Beyond our waterways, a safe passageway to and from our Ports is vital. The LA 1 Coalition seeks to protect La. Highway 1 from erosion and flooding. While progress has been made with the Leeville Toll Bridge Overpass, much work still needs to be completed to keep the one road to Fourchon safe and above water.
Believe it or not, more than 12 billion barrels of crude oil have passed through the Bayou Region over the last three and a half decades. The largest point of entry for waterborne crude oil coming into the U.S. is south of Lafourche Parish at the Louisiana Offshore Oil Port, or LOOP. It is the largest privately owned and operated crude oil repository in the nation.
The Louisiana Oil and Gas Association (LOGA) represents the independent and service sectors of the oil and gas industry in Louisiana. This year, LOGA welcomed a new president, Gifford Briggs, eager to meet challenges with his own fresh ideas. He shares with our readers his plan to bring the industry’s message to the public and our lawmakers.
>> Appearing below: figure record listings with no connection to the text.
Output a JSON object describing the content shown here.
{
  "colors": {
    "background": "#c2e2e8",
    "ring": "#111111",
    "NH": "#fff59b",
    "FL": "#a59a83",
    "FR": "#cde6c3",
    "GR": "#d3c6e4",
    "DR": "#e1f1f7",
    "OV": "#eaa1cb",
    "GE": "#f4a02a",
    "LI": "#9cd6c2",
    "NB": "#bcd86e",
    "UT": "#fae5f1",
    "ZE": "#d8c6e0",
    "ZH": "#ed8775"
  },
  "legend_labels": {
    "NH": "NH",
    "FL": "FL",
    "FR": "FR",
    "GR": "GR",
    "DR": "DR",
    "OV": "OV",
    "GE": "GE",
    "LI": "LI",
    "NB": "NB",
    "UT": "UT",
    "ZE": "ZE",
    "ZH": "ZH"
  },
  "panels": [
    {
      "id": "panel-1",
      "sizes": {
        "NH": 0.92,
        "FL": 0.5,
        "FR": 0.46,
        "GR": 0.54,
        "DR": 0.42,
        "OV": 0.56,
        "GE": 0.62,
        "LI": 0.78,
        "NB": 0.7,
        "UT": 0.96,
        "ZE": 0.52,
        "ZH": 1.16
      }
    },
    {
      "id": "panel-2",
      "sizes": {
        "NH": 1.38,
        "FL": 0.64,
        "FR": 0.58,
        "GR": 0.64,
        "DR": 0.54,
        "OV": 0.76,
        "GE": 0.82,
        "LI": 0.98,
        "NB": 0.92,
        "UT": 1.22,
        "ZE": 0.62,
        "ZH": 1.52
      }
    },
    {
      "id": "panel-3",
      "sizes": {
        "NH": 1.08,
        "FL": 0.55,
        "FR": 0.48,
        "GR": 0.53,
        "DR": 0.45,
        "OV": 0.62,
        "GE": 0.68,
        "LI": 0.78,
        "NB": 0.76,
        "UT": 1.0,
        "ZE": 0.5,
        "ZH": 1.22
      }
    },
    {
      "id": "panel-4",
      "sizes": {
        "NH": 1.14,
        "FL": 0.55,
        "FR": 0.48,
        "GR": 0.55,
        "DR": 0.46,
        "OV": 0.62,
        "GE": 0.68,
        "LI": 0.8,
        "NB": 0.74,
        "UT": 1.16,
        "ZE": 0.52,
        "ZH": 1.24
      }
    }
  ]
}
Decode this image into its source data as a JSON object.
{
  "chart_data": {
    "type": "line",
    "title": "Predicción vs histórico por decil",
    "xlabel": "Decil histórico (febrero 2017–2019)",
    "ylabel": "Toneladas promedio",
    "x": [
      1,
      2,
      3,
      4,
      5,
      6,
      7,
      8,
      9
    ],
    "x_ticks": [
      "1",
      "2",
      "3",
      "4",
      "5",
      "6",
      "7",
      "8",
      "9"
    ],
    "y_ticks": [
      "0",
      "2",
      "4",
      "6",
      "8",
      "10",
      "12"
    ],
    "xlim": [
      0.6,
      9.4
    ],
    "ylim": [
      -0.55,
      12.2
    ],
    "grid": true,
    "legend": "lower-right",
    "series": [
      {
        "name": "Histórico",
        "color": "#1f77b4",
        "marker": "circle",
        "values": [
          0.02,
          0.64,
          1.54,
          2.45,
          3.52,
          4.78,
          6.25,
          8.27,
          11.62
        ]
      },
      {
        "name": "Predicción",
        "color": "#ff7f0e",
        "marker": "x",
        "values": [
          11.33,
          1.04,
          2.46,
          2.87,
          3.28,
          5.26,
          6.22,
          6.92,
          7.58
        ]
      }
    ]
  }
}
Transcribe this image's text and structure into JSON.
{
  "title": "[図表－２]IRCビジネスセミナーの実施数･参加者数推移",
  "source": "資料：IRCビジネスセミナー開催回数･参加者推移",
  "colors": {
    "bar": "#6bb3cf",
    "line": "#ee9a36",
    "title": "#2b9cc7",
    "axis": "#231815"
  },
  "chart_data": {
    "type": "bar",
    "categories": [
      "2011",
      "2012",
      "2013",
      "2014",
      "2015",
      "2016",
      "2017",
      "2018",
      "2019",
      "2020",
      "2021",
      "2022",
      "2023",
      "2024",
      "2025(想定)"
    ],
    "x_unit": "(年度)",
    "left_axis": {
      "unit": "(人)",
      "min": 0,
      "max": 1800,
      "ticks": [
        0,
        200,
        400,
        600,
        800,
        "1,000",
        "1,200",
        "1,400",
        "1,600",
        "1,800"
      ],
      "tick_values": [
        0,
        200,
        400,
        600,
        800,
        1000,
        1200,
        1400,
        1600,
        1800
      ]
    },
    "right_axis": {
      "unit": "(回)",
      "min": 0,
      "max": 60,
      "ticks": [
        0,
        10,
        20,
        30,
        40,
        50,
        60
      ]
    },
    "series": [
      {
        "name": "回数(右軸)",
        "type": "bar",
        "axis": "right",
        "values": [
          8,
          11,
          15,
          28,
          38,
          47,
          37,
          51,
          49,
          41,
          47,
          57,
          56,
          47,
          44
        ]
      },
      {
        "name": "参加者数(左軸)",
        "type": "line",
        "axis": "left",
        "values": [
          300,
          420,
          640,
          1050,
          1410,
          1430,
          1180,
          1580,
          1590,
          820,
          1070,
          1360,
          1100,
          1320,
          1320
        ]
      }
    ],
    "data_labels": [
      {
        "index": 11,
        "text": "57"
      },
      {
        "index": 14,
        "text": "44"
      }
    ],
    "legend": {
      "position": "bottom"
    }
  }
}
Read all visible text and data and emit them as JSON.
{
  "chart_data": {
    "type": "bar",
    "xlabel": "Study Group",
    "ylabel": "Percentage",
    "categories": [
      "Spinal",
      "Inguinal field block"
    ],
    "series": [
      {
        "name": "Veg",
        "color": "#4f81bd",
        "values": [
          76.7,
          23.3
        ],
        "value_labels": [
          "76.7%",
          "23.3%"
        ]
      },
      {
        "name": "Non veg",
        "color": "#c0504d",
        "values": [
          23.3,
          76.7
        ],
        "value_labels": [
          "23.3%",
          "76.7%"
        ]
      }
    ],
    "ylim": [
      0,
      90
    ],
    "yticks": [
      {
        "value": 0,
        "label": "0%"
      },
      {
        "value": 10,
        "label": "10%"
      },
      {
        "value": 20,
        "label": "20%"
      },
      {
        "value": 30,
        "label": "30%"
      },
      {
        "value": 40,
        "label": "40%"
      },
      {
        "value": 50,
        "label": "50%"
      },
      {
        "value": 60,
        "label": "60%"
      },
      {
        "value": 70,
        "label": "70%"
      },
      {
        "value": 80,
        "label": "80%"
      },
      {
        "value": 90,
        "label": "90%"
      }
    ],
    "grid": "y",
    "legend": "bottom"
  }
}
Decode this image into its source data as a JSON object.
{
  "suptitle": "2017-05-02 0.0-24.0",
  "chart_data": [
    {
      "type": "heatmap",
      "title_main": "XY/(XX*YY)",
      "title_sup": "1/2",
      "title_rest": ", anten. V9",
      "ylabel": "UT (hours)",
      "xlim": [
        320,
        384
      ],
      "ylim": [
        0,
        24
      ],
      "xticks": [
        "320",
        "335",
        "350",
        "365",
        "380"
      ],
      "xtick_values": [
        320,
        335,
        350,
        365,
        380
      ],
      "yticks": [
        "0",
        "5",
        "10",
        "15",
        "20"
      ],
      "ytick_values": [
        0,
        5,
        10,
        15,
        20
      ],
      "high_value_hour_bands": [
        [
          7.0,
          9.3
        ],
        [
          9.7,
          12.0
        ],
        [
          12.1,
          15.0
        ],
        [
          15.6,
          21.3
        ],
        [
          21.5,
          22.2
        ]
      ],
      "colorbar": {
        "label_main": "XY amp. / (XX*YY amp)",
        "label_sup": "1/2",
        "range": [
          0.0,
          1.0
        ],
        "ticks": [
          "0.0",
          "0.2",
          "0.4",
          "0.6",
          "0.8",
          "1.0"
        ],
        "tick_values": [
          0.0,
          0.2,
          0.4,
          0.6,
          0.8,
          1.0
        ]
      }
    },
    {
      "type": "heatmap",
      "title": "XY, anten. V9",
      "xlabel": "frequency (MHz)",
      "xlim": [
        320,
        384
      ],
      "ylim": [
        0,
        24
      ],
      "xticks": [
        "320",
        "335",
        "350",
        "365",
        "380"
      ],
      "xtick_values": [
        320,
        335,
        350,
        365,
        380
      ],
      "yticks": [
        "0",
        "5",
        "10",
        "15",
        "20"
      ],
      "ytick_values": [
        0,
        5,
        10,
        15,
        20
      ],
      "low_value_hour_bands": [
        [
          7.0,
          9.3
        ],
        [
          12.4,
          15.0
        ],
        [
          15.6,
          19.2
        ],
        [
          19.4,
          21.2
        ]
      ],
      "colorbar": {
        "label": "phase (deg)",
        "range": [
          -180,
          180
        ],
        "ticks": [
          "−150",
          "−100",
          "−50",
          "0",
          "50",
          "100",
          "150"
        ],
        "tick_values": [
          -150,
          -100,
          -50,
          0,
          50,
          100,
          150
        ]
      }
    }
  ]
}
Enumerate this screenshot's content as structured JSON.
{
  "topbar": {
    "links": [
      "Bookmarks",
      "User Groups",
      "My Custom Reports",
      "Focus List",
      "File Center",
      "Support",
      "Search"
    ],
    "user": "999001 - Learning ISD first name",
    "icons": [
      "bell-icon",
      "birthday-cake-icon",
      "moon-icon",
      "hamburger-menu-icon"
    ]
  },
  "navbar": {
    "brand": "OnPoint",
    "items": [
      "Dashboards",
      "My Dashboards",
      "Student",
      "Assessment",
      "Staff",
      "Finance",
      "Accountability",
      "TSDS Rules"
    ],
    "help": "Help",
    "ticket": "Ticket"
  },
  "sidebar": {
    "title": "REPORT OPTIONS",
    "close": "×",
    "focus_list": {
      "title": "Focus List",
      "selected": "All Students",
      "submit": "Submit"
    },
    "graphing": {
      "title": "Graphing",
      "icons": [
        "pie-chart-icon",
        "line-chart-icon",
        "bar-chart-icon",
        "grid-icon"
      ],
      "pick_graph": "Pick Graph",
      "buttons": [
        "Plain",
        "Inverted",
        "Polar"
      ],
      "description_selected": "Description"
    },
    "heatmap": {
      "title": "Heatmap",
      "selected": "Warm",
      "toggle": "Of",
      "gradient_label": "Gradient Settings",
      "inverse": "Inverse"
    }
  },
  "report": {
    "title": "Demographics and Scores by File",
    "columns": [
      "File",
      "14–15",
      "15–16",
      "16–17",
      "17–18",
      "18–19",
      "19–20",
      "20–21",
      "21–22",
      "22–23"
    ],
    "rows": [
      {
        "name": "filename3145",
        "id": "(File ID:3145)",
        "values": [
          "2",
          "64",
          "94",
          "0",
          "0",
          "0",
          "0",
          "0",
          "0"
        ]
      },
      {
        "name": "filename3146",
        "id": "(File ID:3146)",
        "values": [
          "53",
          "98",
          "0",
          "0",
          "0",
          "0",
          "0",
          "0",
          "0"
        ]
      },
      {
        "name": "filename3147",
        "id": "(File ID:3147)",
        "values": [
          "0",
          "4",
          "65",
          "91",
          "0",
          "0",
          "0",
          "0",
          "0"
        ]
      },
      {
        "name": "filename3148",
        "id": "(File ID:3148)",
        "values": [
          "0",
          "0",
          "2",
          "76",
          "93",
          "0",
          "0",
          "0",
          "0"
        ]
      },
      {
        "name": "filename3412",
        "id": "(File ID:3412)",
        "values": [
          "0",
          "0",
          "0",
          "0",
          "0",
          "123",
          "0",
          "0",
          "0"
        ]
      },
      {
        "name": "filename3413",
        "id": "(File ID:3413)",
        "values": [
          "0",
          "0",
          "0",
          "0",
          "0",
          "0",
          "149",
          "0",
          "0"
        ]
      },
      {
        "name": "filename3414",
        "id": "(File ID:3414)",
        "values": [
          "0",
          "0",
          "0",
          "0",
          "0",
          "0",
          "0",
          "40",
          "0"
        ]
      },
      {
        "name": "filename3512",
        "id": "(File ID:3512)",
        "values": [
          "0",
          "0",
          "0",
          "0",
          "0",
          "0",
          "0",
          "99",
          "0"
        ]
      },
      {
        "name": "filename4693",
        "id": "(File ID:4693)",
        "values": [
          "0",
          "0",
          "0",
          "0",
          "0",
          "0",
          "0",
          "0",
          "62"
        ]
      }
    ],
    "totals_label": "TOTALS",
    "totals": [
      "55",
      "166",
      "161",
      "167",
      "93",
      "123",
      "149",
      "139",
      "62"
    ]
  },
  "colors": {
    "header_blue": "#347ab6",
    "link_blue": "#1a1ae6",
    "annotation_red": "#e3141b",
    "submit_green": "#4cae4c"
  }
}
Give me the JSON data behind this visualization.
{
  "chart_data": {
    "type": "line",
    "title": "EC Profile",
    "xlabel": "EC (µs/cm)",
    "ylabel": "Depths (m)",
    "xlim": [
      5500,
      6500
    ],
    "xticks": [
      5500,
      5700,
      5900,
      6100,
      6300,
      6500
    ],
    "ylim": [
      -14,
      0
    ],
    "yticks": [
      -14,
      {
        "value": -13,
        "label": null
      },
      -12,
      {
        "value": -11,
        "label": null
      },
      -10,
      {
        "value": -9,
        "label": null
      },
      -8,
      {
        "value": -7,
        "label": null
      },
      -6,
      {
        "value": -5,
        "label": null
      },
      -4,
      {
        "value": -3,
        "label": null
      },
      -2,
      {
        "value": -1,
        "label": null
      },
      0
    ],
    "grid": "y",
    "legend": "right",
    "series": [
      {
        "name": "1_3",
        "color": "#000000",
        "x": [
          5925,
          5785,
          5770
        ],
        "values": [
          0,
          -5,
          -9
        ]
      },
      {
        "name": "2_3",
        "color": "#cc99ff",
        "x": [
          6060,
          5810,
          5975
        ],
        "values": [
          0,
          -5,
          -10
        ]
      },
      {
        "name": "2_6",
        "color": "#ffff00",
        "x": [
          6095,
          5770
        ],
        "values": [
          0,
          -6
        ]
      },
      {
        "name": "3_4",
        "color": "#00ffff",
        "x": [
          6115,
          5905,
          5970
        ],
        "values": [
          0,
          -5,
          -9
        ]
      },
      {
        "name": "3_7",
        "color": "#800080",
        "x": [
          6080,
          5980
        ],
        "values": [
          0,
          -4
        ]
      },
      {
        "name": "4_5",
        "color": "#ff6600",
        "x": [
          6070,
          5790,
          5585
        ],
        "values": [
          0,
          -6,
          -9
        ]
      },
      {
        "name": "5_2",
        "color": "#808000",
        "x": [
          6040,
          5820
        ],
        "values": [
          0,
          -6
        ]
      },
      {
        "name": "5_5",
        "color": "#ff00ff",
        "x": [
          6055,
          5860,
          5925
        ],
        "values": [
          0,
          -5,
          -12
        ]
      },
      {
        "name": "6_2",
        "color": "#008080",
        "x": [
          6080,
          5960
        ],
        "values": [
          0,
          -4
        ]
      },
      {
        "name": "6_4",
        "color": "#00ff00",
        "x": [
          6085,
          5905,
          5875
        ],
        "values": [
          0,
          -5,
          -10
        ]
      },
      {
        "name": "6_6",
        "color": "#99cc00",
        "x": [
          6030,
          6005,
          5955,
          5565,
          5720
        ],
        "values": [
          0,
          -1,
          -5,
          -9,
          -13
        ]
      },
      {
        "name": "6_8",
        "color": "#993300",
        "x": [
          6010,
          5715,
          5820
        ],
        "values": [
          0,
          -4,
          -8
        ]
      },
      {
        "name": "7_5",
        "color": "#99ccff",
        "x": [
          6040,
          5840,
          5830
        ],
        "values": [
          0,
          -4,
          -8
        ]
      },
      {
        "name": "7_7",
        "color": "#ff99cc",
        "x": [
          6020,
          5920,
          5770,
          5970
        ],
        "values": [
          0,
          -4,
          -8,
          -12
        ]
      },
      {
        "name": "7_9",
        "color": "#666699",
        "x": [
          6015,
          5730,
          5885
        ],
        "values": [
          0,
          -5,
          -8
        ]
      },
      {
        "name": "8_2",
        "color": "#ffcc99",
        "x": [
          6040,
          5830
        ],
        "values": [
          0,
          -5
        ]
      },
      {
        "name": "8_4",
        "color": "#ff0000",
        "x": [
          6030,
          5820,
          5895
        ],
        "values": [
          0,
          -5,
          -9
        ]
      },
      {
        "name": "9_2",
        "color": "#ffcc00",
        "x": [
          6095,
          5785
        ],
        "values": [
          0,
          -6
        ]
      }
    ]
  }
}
Education is key when it comes to advancing in industry. Nicholls State University offers a unique program to help those working in the oil and gas industry. The Petroleum Engineering Technology and Safety Management (PETSM) program allows students to continue working their on-off rotations and earn associates or bachelors degrees.
The recent downturn proved exactly how vital the oil and gas industry is to our economy. Everything is tied together in a tangled web of dependency. But as rig counts stay stagnant, service companies are learning how to improvise and turn their eye towards business outside the Gulf of Mexico. Experts say recovery for some might be slow, but the ability to adapt will be the key to success. Everyone in our area is related to the oilfield in some way. In this issue, we explore the state of the industry locally and what our neighbors are doing to help ensure our economic success in the years to come.